La situación no es tan desesperada como puede parecer, ya que la naturaleza humana siempre gana al final. En su obra de 1920, “RUR”, el escritor agrarista checo Karel Capek imaginó una economía internacional dominada por “robots” – una palabra que él acuñó. Capek es frecuentemente considerado un escritor de ficción, pero en sus novelas Capek lamentaba las fuerzas de la modernización y americanización que estaban corrompiendo al campesinado checo. (Era también un admirador de Chesterton, con el que tenía correspondencia.)


Los robots de Capek no son máquinas sino especies manipuladas de trabajadores deshumanizados dispuestas a su total explotación y desprovistas de todos los placeres y afectos humanos. Por su eficiencia, dejan a los demás trabajadores sin trabajo; mecanizan la agricultura; y hace innecesaria la práctica de la caridad. De hecho, los seres humanos se hacen tan irrelevantes que no nacen hijos, condenando la raza humana a su eventual extinción. Los robots, sin embargo, no esperan; se rebelan y asesinan a todos los seres humanos menos uno, que es preservado en la esperanza de que pueda redescubrir la fórmula para hacer robots.


En las naciones avanzadas de Europa y América del Norte, la pesadilla de Capek se está haciendo rápidamente realidad, pero incluso sus robots, luego de destruir la raza humana, descubren el amor auto-sacrificial del hombre y la mujer.


El inventor que creó los robots estaba buscando, por supuesto, nada tan mundano como una mano de obra barata. Como explica Capek, "quería convertirse en una suerte de sustituto científico de Dios… Su único propósito era nada más ni nada menos que probar que Dios no era más necesario”. Esta ambición de reemplazar a Dios es tan vieja como la serpiente que tentó a Eva y tan nueva como los planes para clonar seres humanos.


El hombre nació para vivir en las comunidades de la familia y la nación.

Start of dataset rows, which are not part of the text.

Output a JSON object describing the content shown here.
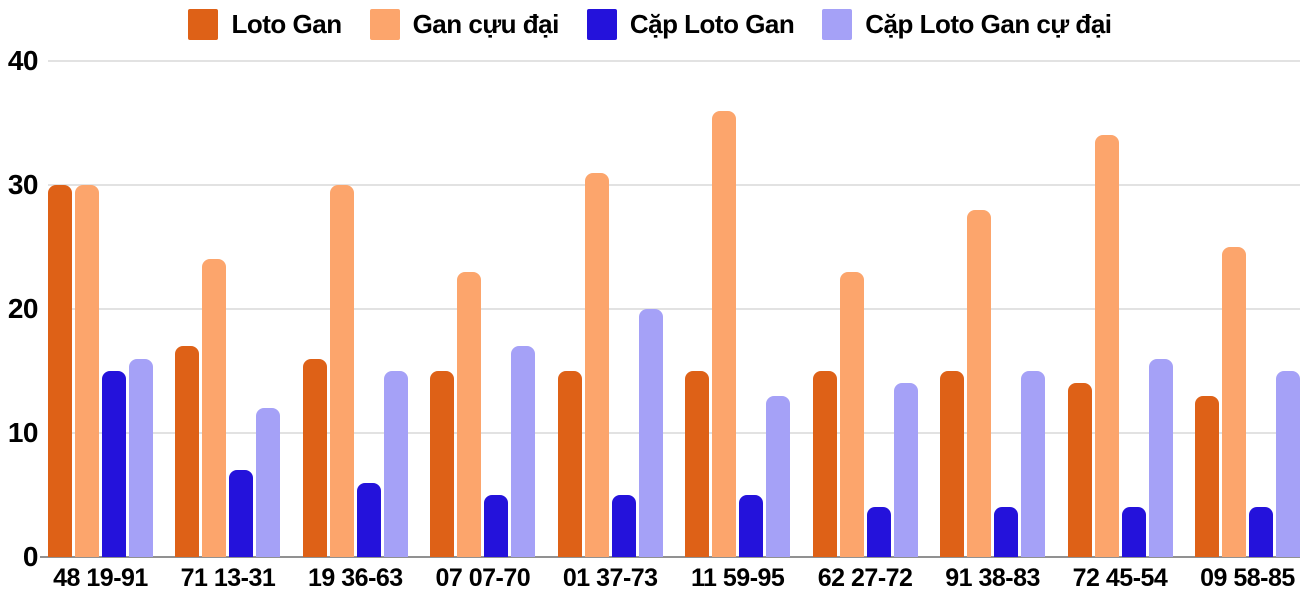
{
  "chart_data": {
    "type": "bar",
    "categories": [
      "48 19-91",
      "71 13-31",
      "19 36-63",
      "07 07-70",
      "01 37-73",
      "11 59-95",
      "62 27-72",
      "91 38-83",
      "72 45-54",
      "09 58-85"
    ],
    "series": [
      {
        "name": "Loto Gan",
        "color": "#DE6117",
        "values": [
          30,
          17,
          16,
          15,
          15,
          15,
          15,
          15,
          14,
          13
        ]
      },
      {
        "name": "Gan cựu đại",
        "color": "#FCA56C",
        "values": [
          30,
          24,
          30,
          23,
          31,
          36,
          23,
          28,
          34,
          25
        ]
      },
      {
        "name": "Cặp Loto Gan",
        "color": "#2412DB",
        "values": [
          15,
          7,
          6,
          5,
          5,
          5,
          4,
          4,
          4,
          4
        ]
      },
      {
        "name": "Cặp Loto Gan cự đại",
        "color": "#A5A1F7",
        "values": [
          16,
          12,
          15,
          17,
          20,
          13,
          14,
          15,
          16,
          15
        ]
      }
    ],
    "ylim": [
      0,
      40
    ],
    "yticks": [
      0,
      10,
      20,
      30,
      40
    ],
    "grid": true,
    "legend_position": "top-center"
  },
  "styles": {
    "grid_color": "#E2E2E2",
    "axis_color": "#919191",
    "label_color": "#000000",
    "background": "#FFFFFF"
  }
}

Como nos previno Aristóteles, un hombre fuera de su comunidad debe ser o un dios o una bestia. Al construir una sociedad que no está basada en la familia – en el hogar y el linaje – el hombre moderno se está hundiendo incluso por debajo de las bestias, que al menos continúan propagando sus especies. Sólo recobraremos nuestra completa humanidad cuando – como los robots de Capek – descubramos que podemos y debemos amarnos como hombre y mujer y como madre e hijo.



[1] La traducción más cercana es “resistiré en mi posición” o “mantendré mi puesto”, o sus combinaciones. Se refiere al segundo verso del coro de la canción “nacional” de los Estados Confederados del Sur, “(I Wish I Was In) Dixie’s Land” ([Ojalá estuviese en] La Tierra de Dixie) de Daniel D. Emmett (1859). El verso completo dice: “In Dixie land, I’ll take my stand to live and die in Dixie” (En la Tierra de Dixie, resistiré para vivir y morir en Dixie). Dixie es el nombre coloquial del Sur histórico de los EE.UU. (existen varias teorías sobre el origen de esta palabra). [N. del T.]



[2] Este título puede traducirse como “Una estela para los vivos” (estela en el sentido de camino o sendero). [N. del T.]


[3] “Ataque a Leviatán” –se refiere obviamente al Leviatán de Hobbes, el estado omnipotente según su uso vulgarizado. [N. del T.]